Here is a sample of the math portion of the 10th grade FCAT, the most advanced one. Sample question: “An electrician charges a $45 fee to make a house call plus an hourly rate for labor. If the electrician works at one house for 3 hours and charges $145.50 for the job, what is the electrician’s hourly rate?” You can use a calculator.

Lies, Damn Lies, and the Royal Society Report

A few days ago, the Royal Society released a report on “Global Scientific Collaboration in the 21st Century.” Usually, when a document has “in the 21st Century” in the title, it can only go downhill from there. (I once had to review a paper that started with “As we enter the second decade of the 21st Century…” and, hard as it is to believe, it did go further downhill from there.) But the Royal Society is one of the most hallowed of scientific institutions, so one might have still hoped for the best.

The report was widely quoted in the press as predicting that China would overtake the United States in scientific output by 2013.

Indeed, in Section 1.6 (pages 42-43), the report uses data provided by Elsevier to estimate the number of scientific papers produced in various countries.

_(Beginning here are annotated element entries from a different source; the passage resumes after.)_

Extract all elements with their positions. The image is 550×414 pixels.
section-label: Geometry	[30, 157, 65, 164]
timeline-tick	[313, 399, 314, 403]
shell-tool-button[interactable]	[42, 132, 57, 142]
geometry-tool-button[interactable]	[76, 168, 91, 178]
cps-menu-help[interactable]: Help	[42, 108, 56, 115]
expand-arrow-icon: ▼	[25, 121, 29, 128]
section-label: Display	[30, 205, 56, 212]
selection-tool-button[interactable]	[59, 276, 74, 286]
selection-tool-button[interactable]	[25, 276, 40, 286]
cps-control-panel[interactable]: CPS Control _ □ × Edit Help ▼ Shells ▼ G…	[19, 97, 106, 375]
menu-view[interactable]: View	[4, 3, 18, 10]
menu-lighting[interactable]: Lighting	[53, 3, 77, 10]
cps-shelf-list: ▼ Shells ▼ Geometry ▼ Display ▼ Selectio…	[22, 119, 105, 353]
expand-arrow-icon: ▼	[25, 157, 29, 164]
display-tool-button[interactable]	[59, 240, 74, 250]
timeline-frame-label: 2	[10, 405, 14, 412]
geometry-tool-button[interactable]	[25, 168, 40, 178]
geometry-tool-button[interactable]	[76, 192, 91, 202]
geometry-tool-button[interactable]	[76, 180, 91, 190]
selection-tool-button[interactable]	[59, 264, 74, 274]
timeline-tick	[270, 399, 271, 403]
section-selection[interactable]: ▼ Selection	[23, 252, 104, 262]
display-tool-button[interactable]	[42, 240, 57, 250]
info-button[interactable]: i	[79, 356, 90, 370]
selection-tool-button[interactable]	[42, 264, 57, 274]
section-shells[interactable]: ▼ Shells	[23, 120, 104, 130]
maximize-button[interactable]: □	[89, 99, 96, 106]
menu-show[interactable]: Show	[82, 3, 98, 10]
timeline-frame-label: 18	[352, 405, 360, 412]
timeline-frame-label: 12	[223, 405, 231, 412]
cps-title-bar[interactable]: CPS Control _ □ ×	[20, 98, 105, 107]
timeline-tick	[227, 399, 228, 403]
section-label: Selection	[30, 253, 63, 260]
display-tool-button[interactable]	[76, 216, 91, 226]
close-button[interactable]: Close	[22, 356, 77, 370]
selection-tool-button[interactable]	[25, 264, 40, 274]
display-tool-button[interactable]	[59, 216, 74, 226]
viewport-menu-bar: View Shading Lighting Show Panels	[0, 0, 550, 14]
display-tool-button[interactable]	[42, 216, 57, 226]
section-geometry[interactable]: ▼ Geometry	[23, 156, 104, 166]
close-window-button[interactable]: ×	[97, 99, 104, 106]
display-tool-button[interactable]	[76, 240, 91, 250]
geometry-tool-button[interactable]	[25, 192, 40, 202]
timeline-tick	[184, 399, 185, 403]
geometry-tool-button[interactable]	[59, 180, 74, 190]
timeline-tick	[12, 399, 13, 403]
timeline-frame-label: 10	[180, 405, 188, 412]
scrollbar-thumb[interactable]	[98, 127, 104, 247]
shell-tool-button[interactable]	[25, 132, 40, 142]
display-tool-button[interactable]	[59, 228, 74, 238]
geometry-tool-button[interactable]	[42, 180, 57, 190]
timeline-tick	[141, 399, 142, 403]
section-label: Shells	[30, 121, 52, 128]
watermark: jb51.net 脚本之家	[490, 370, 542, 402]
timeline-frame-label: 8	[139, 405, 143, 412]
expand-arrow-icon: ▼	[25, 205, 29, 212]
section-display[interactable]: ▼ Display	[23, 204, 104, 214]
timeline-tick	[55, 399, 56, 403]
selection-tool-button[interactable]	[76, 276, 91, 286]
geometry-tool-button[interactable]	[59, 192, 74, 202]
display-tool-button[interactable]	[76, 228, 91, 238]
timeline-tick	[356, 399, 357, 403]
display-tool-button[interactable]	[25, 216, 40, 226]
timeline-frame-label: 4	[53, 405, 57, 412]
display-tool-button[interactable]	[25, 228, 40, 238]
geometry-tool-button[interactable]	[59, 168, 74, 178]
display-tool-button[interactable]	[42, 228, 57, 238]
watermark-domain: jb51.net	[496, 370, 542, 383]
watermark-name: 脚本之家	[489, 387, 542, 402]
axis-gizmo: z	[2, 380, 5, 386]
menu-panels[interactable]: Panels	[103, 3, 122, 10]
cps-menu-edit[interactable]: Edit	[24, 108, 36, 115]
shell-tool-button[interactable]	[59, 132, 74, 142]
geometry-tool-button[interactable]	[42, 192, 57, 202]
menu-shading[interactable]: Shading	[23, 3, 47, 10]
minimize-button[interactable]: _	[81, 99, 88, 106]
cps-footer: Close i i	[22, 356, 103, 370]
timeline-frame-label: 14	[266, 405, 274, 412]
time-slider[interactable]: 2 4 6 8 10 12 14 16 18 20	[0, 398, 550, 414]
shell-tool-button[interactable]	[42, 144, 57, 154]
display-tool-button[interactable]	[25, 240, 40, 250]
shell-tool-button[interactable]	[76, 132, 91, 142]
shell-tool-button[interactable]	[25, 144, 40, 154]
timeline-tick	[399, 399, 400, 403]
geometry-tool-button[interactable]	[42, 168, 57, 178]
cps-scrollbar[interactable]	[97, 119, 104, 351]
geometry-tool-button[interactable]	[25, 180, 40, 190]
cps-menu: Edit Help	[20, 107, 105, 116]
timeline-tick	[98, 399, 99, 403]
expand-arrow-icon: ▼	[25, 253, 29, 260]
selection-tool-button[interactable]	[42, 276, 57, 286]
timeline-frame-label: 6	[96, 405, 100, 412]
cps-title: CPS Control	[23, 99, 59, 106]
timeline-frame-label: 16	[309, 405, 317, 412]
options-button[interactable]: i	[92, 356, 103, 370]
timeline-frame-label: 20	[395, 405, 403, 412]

We’ll skip the objection that the number of papers is a worthless measure of scientific output and go to figure 1.6 in the report, reproduced below.

The figure plots the percentage of scientific papers coming out of various countries, and then proceeds to do a linear interpolation of the percentages to create a projection for the future.

While such an approach shows China overtaking the US in 2013, it also shows, more ominously, China publishing 110% of all scientific papers by 2100. (The report concedes that linear interpolation might not make a lot of sense, yet the picture is there.)